US crude gained $1.65 to $100.88 a barrel - a record settlement - after climbing to within 21 cents of last week's $101.32 all-time intraday high. London Brent crude rose $1.78 to $99.47 after touching a record for the European benchmark of $99.75.
"The weak dollar seems to be the biggest catalyst for this boost," said Mark Waggoner, president of Excel Futures Inc in Huntington Beach, California. A weak dollar can lead traders to push up nominal prices for commodities denominated in the currency as a way of preserving value in other currencies.
The dollar tumbled Tuesday after reports showed US consumer confidence slumped to its worst level in five years while inflation soared among producers, sparking fears of stagflation.

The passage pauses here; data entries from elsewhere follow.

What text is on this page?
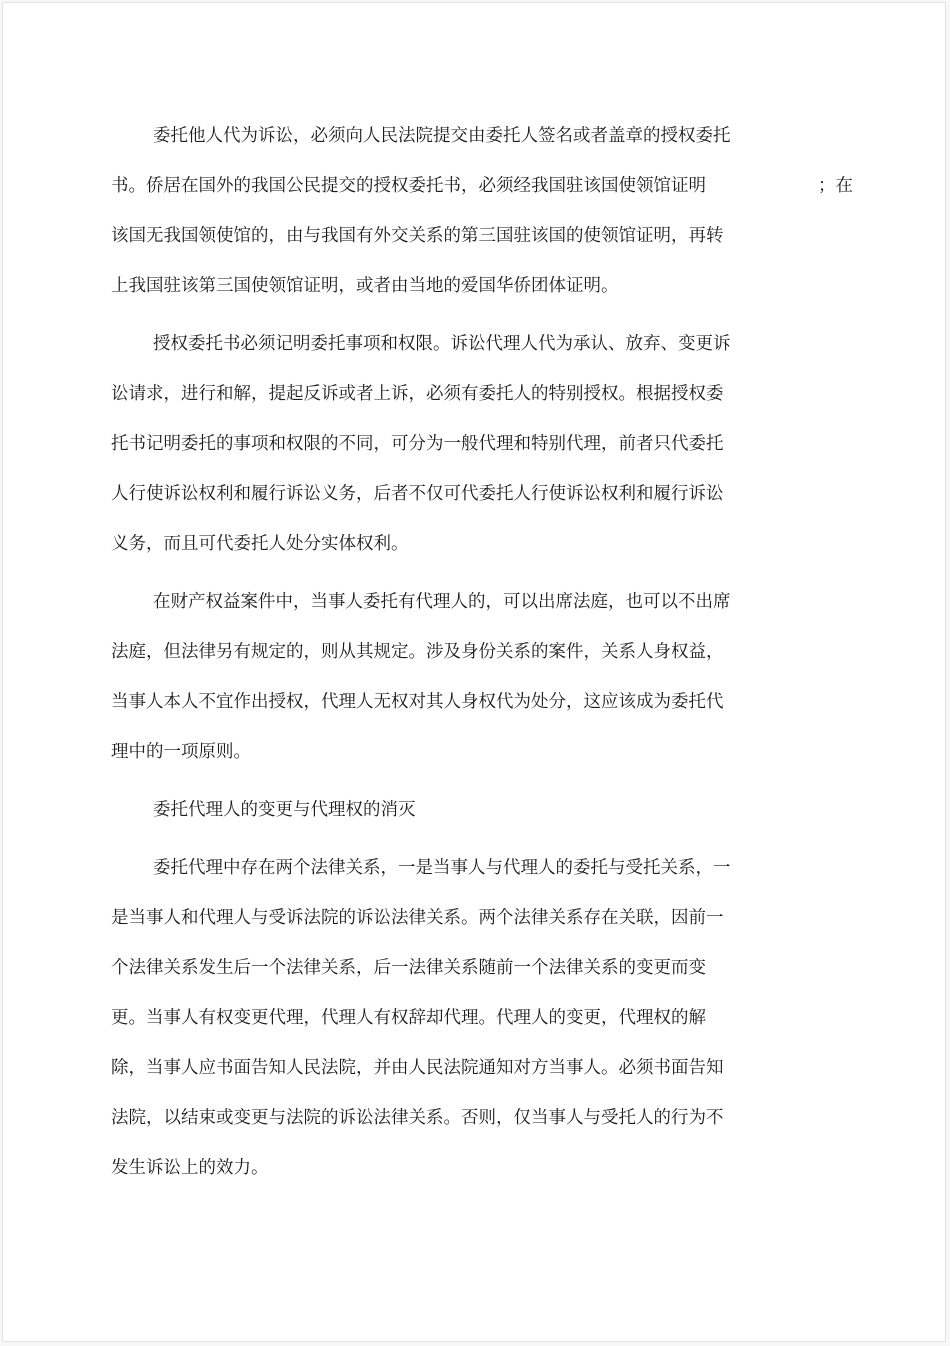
委托他人代为诉讼，必须向人民法院提交由委托人签名或者盖章的授权委托
书。侨居在国外的我国公民提交的授权委托书，必须经我国驻该国使领馆证明	；在
该国无我国领使馆的，由与我国有外交关系的第三国驻该国的使领馆证明，再转
上我国驻该第三国使领馆证明，或者由当地的爱国华侨团体证明。
授权委托书必须记明委托事项和权限。诉讼代理人代为承认、放弃、变更诉
讼请求，进行和解，提起反诉或者上诉，必须有委托人的特别授权。根据授权委
托书记明委托的事项和权限的不同，可分为一般代理和特别代理，前者只代委托
人行使诉讼权利和履行诉讼义务，后者不仅可代委托人行使诉讼权利和履行诉讼
义务，而且可代委托人处分实体权利。
在财产权益案件中，当事人委托有代理人的，可以出席法庭，也可以不出席
法庭，但法律另有规定的，则从其规定。涉及身份关系的案件，关系人身权益，
当事人本人不宜作出授权，代理人无权对其人身权代为处分，这应该成为委托代
理中的一项原则。
委托代理人的变更与代理权的消灭
委托代理中存在两个法律关系，一是当事人与代理人的委托与受托关系，一
是当事人和代理人与受诉法院的诉讼法律关系。两个法律关系存在关联，因前一
个法律关系发生后一个法律关系，后一法律关系随前一个法律关系的变更而变
更。当事人有权变更代理，代理人有权辞却代理。代理人的变更，代理权的解
除，当事人应书面告知人民法院，并由人民法院通知对方当事人。必须书面告知
法院，以结束或变更与法院的诉讼法律关系。否则，仅当事人与受托人的行为不
发生诉讼上的效力。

While a weak dollar can sometimes trigger commodities buying, worries about an economic slowdown have tempered oil's rally in recent weeks by dimming the outlook for global energy demand.
Oil's gains added to a 42-cent rise on Monday that was led by heating fuels as cold weather hit parts of Europe and seasonal temperatures lingered over the northern US states following a mild start to winter. "We have had some cold weather influence since Friday, which seems to have caught people's imagination," said Tony Machacek of Bache Commodities.

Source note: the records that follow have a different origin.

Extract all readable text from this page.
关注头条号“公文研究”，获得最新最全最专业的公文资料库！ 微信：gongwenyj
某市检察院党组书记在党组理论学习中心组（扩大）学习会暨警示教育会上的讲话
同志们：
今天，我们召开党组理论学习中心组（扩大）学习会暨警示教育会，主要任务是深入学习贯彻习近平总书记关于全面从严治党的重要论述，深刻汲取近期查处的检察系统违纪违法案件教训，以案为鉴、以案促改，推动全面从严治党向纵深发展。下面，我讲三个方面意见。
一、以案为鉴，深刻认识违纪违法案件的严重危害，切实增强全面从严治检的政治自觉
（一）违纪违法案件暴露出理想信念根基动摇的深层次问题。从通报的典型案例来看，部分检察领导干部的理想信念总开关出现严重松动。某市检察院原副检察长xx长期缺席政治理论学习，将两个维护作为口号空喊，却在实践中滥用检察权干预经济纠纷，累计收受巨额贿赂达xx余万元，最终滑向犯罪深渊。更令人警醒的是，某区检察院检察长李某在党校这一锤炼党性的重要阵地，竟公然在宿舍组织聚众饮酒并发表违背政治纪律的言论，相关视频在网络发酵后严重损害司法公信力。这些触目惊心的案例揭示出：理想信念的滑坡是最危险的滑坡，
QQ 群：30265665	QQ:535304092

Energy traders also have been cautiously eyeing signals from the Organisation of the Petroleum Exporting Countries ahead of the group's meeting March 5. Opec's president said on Tuesday members would agree not to raise production, in part because of fears of a demand slowdown.
"I can tell you they are not going to increase production because there are plenty of stocks," Opec President Chakib Khelil told Reuters in Nigeria's capital Abuja. Some oil market analysts believe a seasonal drop in demand could even lead Opec to curb oil shipments unofficially. "The recovery in (crude oil) stocks, the downward revisions to demand and an upcoming seasonal drop in world demand for the second quarter have not escaped Opec's detection," Tim Evans, an analyst at Citi, said in a research note.
In the United States, crude oil supplies are forecast to have risen last week by 2.5 million barrels, the seventh increase in a row, as refineries undergoing maintenance have built up stocks.
A preliminary Reuters poll of industry analysts predicted US distillates stocks, including heating oil and diesel, were expected to maintain their seasonal decline due to cold temperatures and a dip in production and imports.